Toutefois, en creusant davantage les chiffres qui sont donnés, on se rend vite compte que les jeunes n’ont pas eu la chance d’être diplômés au même taux dans tous les centres scolaires de l’Outaouais. En effet, si les taux se situent entre 70 et 75 % pour les deux centres scolaires de la ville (74,5 % pour le CSS des Draveurs et 70 % pour le CSS des Portages-de-l’Outaouais) et la commission scolaire anglophone (72,5 %), ceux des centres de services scolaires couvrant des régions plus rurales passent en-dessous de
la barre des 70 % : 66,9 % pour le CSS au Cœur-des-Vallées et 57 % pour le CSS des Hauts-Bois-de-l’Outaouais, ces deux derniers centres affichant des différences importantes de taux de qualification et de diplomation entre les filles et les garçons (CSSCV : 74 % pour 60 % et CSSHBO : 73,4 % pour 43 %). Il est certain que ces chiffres-là viennent en partie ternir la bonne nouvelle. Mais s’agit-il vraiment d’une bonne nouvelle?
Si la constante augmentation est notoire et indéniable entre les cohortes de 2012 à 2015, le bond clairement plus marqué entre les cohortes de 2014 et de 2015 constitue davantage une anomalie pour le moment qu’une tendance vérifiée.

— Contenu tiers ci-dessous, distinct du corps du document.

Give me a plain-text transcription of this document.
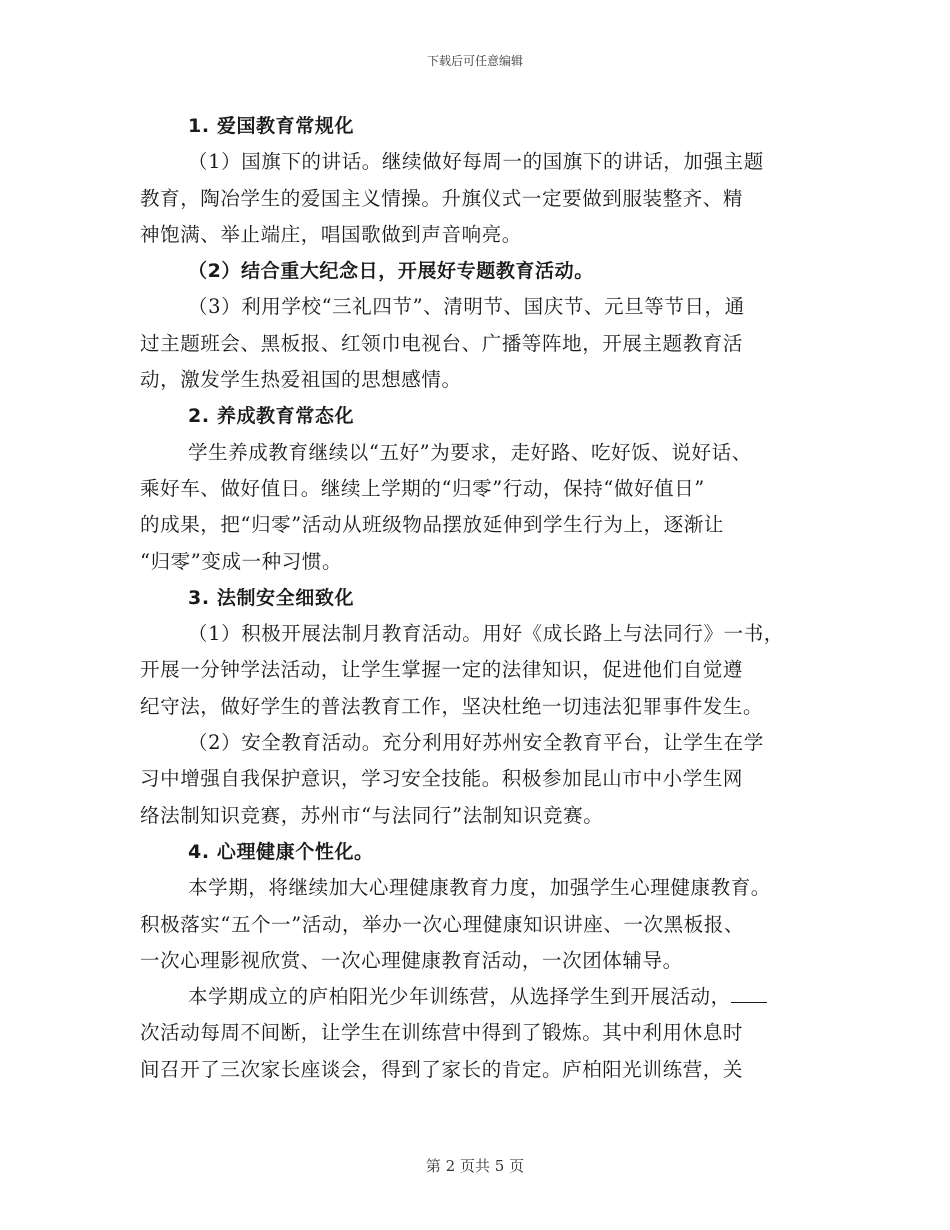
下载后可任意编辑
1. 爱国教育常规化
（1）国旗下的讲话。继续做好每周一的国旗下的讲话，加强主题
教育，陶冶学生的爱国主义情操。升旗仪式一定要做到服装整齐、精
神饱满、举止端庄，唱国歌做到声音响亮。
（2）结合重大纪念日，开展好专题教育活动。
（3）利用学校“三礼四节”、清明节、国庆节、元旦等节日，通
过主题班会、黑板报、红领巾电视台、广播等阵地，开展主题教育活
动，激发学生热爱祖国的思想感情。
2. 养成教育常态化
学生养成教育继续以“五好”为要求，走好路、吃好饭、说好话、
乘好车、做好值日。继续上学期的“归零”行动，保持“做好值日”
的成果，把“归零”活动从班级物品摆放延伸到学生行为上，逐渐让
“归零”变成一种习惯。
3. 法制安全细致化
（1）积极开展法制月教育活动。用好《成长路上与法同行》一书，
开展一分钟学法活动，让学生掌握一定的法律知识，促进他们自觉遵
纪守法，做好学生的普法教育工作，坚决杜绝一切违法犯罪事件发生。
（2）安全教育活动。充分利用好苏州安全教育平台，让学生在学
习中增强自我保护意识，学习安全技能。积极参加昆山市中小学生网
络法制知识竞赛，苏州市“与法同行”法制知识竞赛。
4. 心理健康个性化。
本学期，将继续加大心理健康教育力度，加强学生心理健康教育。
积极落实“五个一”活动，举办一次心理健康知识讲座、一次黑板报、
一次心理影视欣赏、一次心理健康教育活动，一次团体辅导。
本学期成立的庐柏阳光少年训练营，从选择学生到开展活动，
次活动每周不间断，让学生在训练营中得到了锻炼。其中利用休息时
间召开了三次家长座谈会，得到了家长的肯定。庐柏阳光训练营，关
第 2 页共 5 页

La cohorte de 2015 était la première cohorte d’élèves ayant subi les impacts de la crise sanitaire mondiale entourant la COVID 19 avec la fermeture des écoles qu’elle a entraînée, mais surtout, du point de vue de la qualification et de la diplomation, l’élimination d’évaluations de fin d’année, notamment les évaluations standardisées ministérielles, alors que les enseignants misaient sur l’évaluation
continue de leurs élèves et qu’on leur demandait d’être indulgents et compréhensifs vis-à-vis de ceux qui éprouvaient plus de difficultés étant donné les circonstances.
La formule éditoriale ne permet pas – et n’a jamais permis – l’analyse approfondie d’une situation. Il y est souvent question de faits teintés par les prises de position de l’éditorialiste; il n’en va pas autrement ici.

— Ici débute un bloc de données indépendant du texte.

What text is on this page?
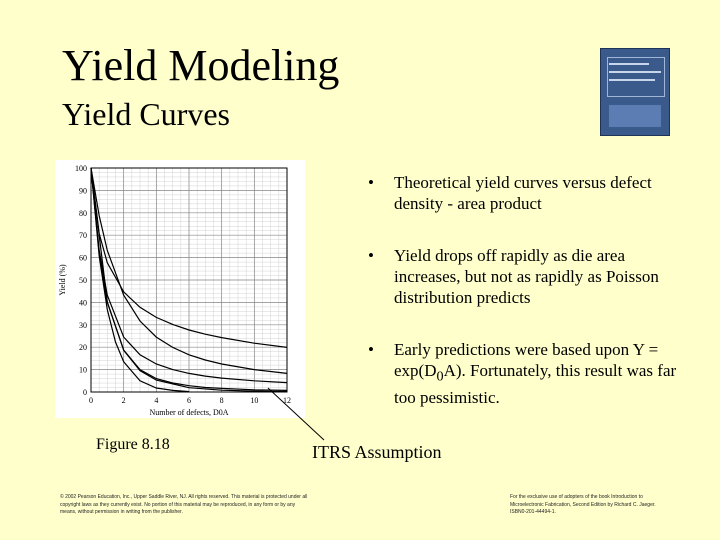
Yield Modeling
Yield Curves
0
10
20
30
40
50
60
70
80
90
100
0	2	4	6	8	10	12
Number of defects, D0A
Yield (%)
• Theoretical yield curves versus defect density - area product
• Yield drops off rapidly as die area increases, but not as rapidly as Poisson distribution predicts
• Early predictions were based upon $Y = \exp(D_0A)$. Fortunately, this result was far too pessimistic.
Figure 8.18	ITRS Assumption
© 2002 Pearson Education, Inc., Upper Saddle River, NJ. All rights reserved. This material is protected under all copyright laws as they currently exist. No portion of this material may be reproduced, in any form or by any means, without permission in writing from the publisher.
For the exclusive use of adopters of the book Introduction to Microelectronic Fabrication, Second Edition by Richard C. Jaeger. ISBN0-201-44494-1.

Il faudrait pouvoir vous présenter toutes les raisons cachées derrière les constats, parce qu’il y en a, que ces derniers soient bons ou mauvais, et c’est là que les constats deviennent enrichissants. Au-delà de la réussite ou de l’échec d’un système éducatif et de la comparaison que les chiffres conduisent à établir, c’est l’analyse de ces chiffres qui amène la réflexion plus loin, nous poussant à chercher des solutions par rapport aux êtres humains dont ces chiffres nous parlent.